Le the point denoted by (x,y) have coordinates (a,b).
The  segment has one end at the origin ( 0,0 ) and the other end at (a,b).
Therefore, the equation of the straight line is
(y-y1)/(y2-y1) = (x-x1)/(x2-x1)
(x1,y1) = ( 0,0 ), (x2,y2) = (a,b)
Thus, yb=ax
or yb-ax=0 is the equation of the segment.
We know the point (a,b). It could be (1,4) or (5,8) or (-1,4) etc.
Thus, an equation in two variables of degree 1(a linear equation) is obtained.
If the random point is a solution for the equation of the segment, then the point lies on the segment. Otherwise, it does not.

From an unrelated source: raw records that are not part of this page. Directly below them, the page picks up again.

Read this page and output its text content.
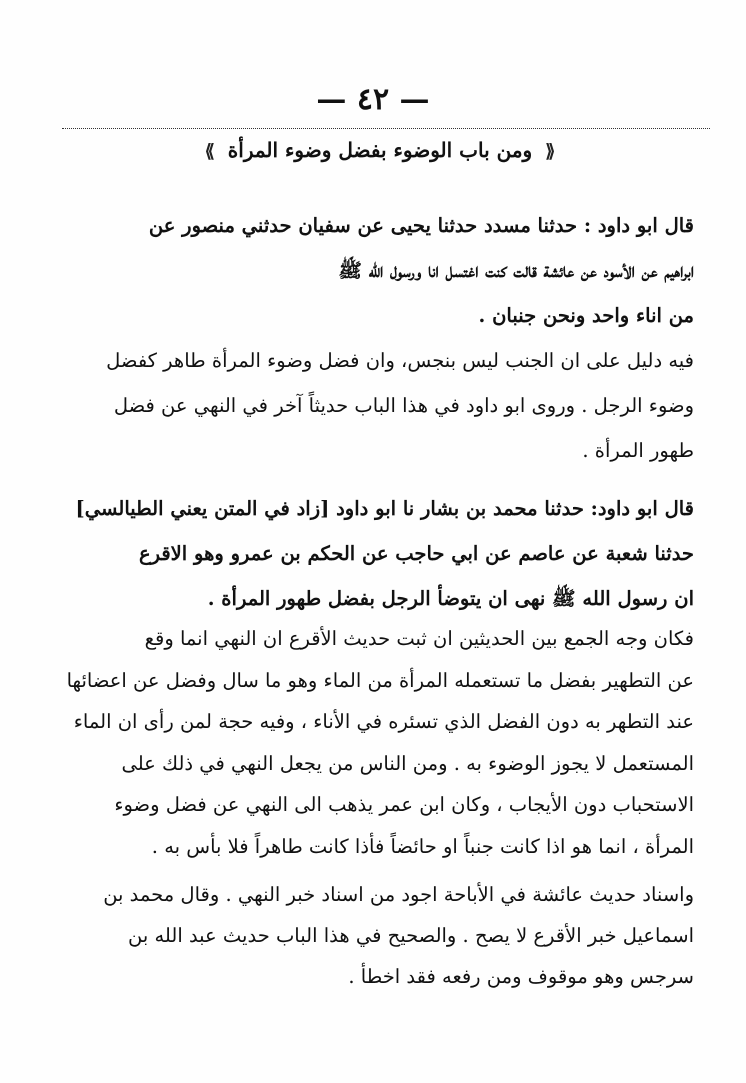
— ٤٢ —
⟪ ومن باب الوضوء بفضل وضوء المرأة ⟫
قال ابو داود : حدثنا مسدد حدثنا يحيى عن سفيان حدثني منصور عن
ابراهيم عن الأسود عن عائشة قالت كنت اغتسل انا ورسول الله ﷺ
من اناء واحد ونحن جنبان .
فيه دليل على ان الجنب ليس بنجس، وان فضل وضوء المرأة طاهر كفضل
وضوء الرجل . وروى ابو داود في هذا الباب حديثاً آخر في النهي عن فضل
طهور المرأة .
قال ابو داود: حدثنا محمد بن بشار نا ابو داود [زاد في المتن يعني الطيالسي]
حدثنا شعبة عن عاصم عن ابي حاجب عن الحكم بن عمرو وهو الاقرع
ان رسول الله ﷺ نهى ان يتوضأ الرجل بفضل طهور المرأة .
فكان وجه الجمع بين الحديثين ان ثبت حديث الأقرع ان النهي انما وقع
عن التطهير بفضل ما تستعمله المرأة من الماء وهو ما سال وفضل عن اعضائها
عند التطهر به دون الفضل الذي تسئره في الأناء ، وفيه حجة لمن رأى ان الماء
المستعمل لا يجوز الوضوء به . ومن الناس من يجعل النهي في ذلك على
الاستحباب دون الأيجاب ، وكان ابن عمر يذهب الى النهي عن فضل وضوء
المرأة ، انما هو اذا كانت جنباً او حائضاً فأذا كانت طاهراً فلا بأس به .
واسناد حديث عائشة في الأباحة اجود من اسناد خبر النهي . وقال محمد بن
اسماعيل خبر الأقرع لا يصح . والصحيح في هذا الباب حديث عبد الله بن
سرجس وهو موقوف ومن رفعه فقد اخطأ .
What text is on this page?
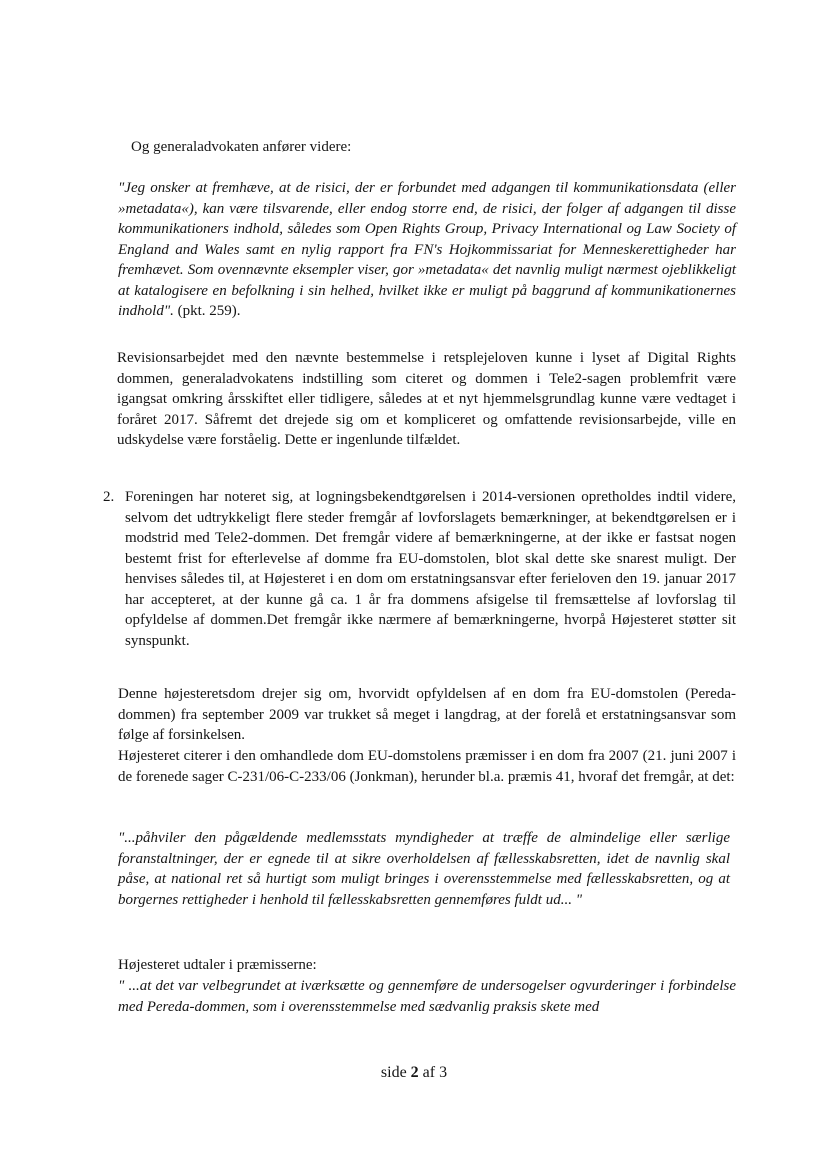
Og generaladvokaten anfører videre:

"Jeg onsker at fremhæve, at de risici, der er forbundet med adgangen til kommunikationsdata (eller »metadata«), kan være tilsvarende, eller endog storre end, de risici, der folger af adgangen til disse kommunikationers indhold, således som Open Rights Group, Privacy International og Law Society of England and Wales samt en nylig rapport fra FN's Hojkommissariat for Menneskerettigheder har fremhævet. Som ovennævnte eksempler viser, gor »metadata« det navnlig muligt nærmest ojeblikkeligt at katalogisere en befolkning i sin helhed, hvilket ikke er muligt på baggrund af kommunikationernes indhold". (pkt. 259).

Revisionsarbejdet med den nævnte bestemmelse i retsplejeloven kunne i lyset af Digital Rights dommen, generaladvokatens indstilling som citeret og dommen i Tele2-sagen problemfrit være igangsat omkring årsskiftet eller tidligere, således at et nyt hjemmelsgrundlag kunne være vedtaget i foråret 2017. Såfremt det drejede sig om et kompliceret og omfattende revisionsarbejde, ville en udskydelse være forståelig. Dette er ingenlunde tilfældet.

2. Foreningen har noteret sig, at logningsbekendtgørelsen i 2014-versionen opretholdes indtil videre, selvom det udtrykkeligt flere steder fremgår af lovforslagets bemærkninger, at bekendtgørelsen er i modstrid med Tele2-dommen. Det fremgår videre af bemærkningerne, at der ikke er fastsat nogen bestemt frist for efterlevelse af domme fra EU-domstolen, blot skal dette ske snarest muligt. Der henvises således til, at Højesteret i en dom om erstatningsansvar efter ferieloven den 19. januar 2017 har accepteret, at der kunne gå ca. 1 år fra dommens afsigelse til fremsættelse af lovforslag til opfyldelse af dommen.Det fremgår ikke nærmere af bemærkningerne, hvorpå Højesteret støtter sit synspunkt.

Denne højesteretsdom drejer sig om, hvorvidt opfyldelsen af en dom fra EU-domstolen (Pereda-dommen) fra september 2009 var trukket så meget i langdrag, at der forelå et erstatningsansvar som følge af forsinkelsen.

Højesteret citerer i den omhandlede dom EU-domstolens præmisser i en dom fra 2007 (21. juni 2007 i de forenede sager C-231/06-C-233/06 (Jonkman), herunder bl.a. præmis 41, hvoraf det fremgår, at det:

"...påhviler den pågældende medlemsstats myndigheder at træffe de almindelige eller særlige foranstaltninger, der er egnede til at sikre overholdelsen af fællesskabsretten, idet de navnlig skal påse, at national ret så hurtigt som muligt bringes i overensstemmelse med fællesskabsretten, og at borgernes rettigheder i henhold til fællesskabsretten gennemføres fuldt ud... "

Højesteret udtaler i præmisserne:

" ...at det var velbegrundet at iværksætte og gennemføre de undersogelser ogvurderinger i forbindelse med Pereda-dommen, som i overensstemmelse med sædvanlig praksis skete med

side 2 af 3
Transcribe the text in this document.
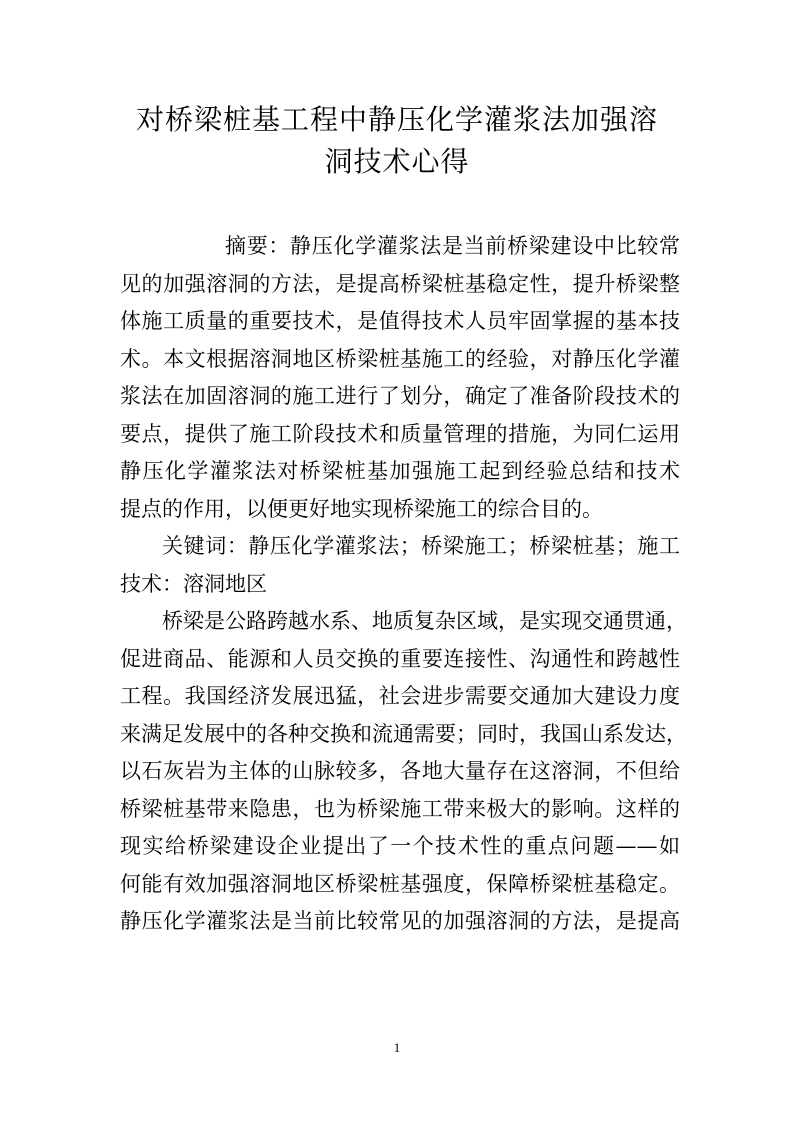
对桥梁桩基工程中静压化学灌浆法加强溶
洞技术心得
摘要：静压化学灌浆法是当前桥梁建设中比较常
见的加强溶洞的方法，是提高桥梁桩基稳定性，提升桥梁整
体施工质量的重要技术，是值得技术人员牢固掌握的基本技
术。本文根据溶洞地区桥梁桩基施工的经验，对静压化学灌
浆法在加固溶洞的施工进行了划分，确定了准备阶段技术的
要点，提供了施工阶段技术和质量管理的措施，为同仁运用
静压化学灌浆法对桥梁桩基加强施工起到经验总结和技术
提点的作用，以便更好地实现桥梁施工的综合目的。
关键词：静压化学灌浆法；桥梁施工；桥梁桩基；施工
技术：溶洞地区
桥梁是公路跨越水系、地质复杂区域，是实现交通贯通，
促进商品、能源和人员交换的重要连接性、沟通性和跨越性
工程。我国经济发展迅猛，社会进步需要交通加大建设力度
来满足发展中的各种交换和流通需要；同时，我国山系发达，
以石灰岩为主体的山脉较多，各地大量存在这溶洞，不但给
桥梁桩基带来隐患，也为桥梁施工带来极大的影响。这样的
现实给桥梁建设企业提出了一个技术性的重点问题——如
何能有效加强溶洞地区桥梁桩基强度，保障桥梁桩基稳定。
静压化学灌浆法是当前比较常见的加强溶洞的方法，是提高
1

Character is who you are when no one is looking.

## #3 2006-04-11 02:25:51

jjones
Guest

### Re: points

thanks for you reply but i am still a little unclear is there anyway u could show me with an example e.g

start of line = (5,5)
end of line  = (20,20)

point = (10,10)

would the point be on the line?

## #4 2006-04-11 02:47:27

jjones
Guest

### Re: points

my understandign would be that

where x and y is the point
with x1,y1 the start of the line and x2,y2 the end of the line

(x2-x1) * X - (y2-y1) * y = 0

## #5 2006-04-11 14:15:09

ganesh
Moderator

Offline

### Re: points

The starting and ending point you have given is (5,5) and (20,20).
Let (x1,y1) be (5,5) and (x2,y2) be (20,20).
The equation of the segment would be
(y-5)/(15) = (x-5)/(15)
y-5 = x-5
y-x=0.
The point (10,10) satisifies this equation.
Therefore, the point (10,10) lies on the segment.

Character is who you are when no one is looking.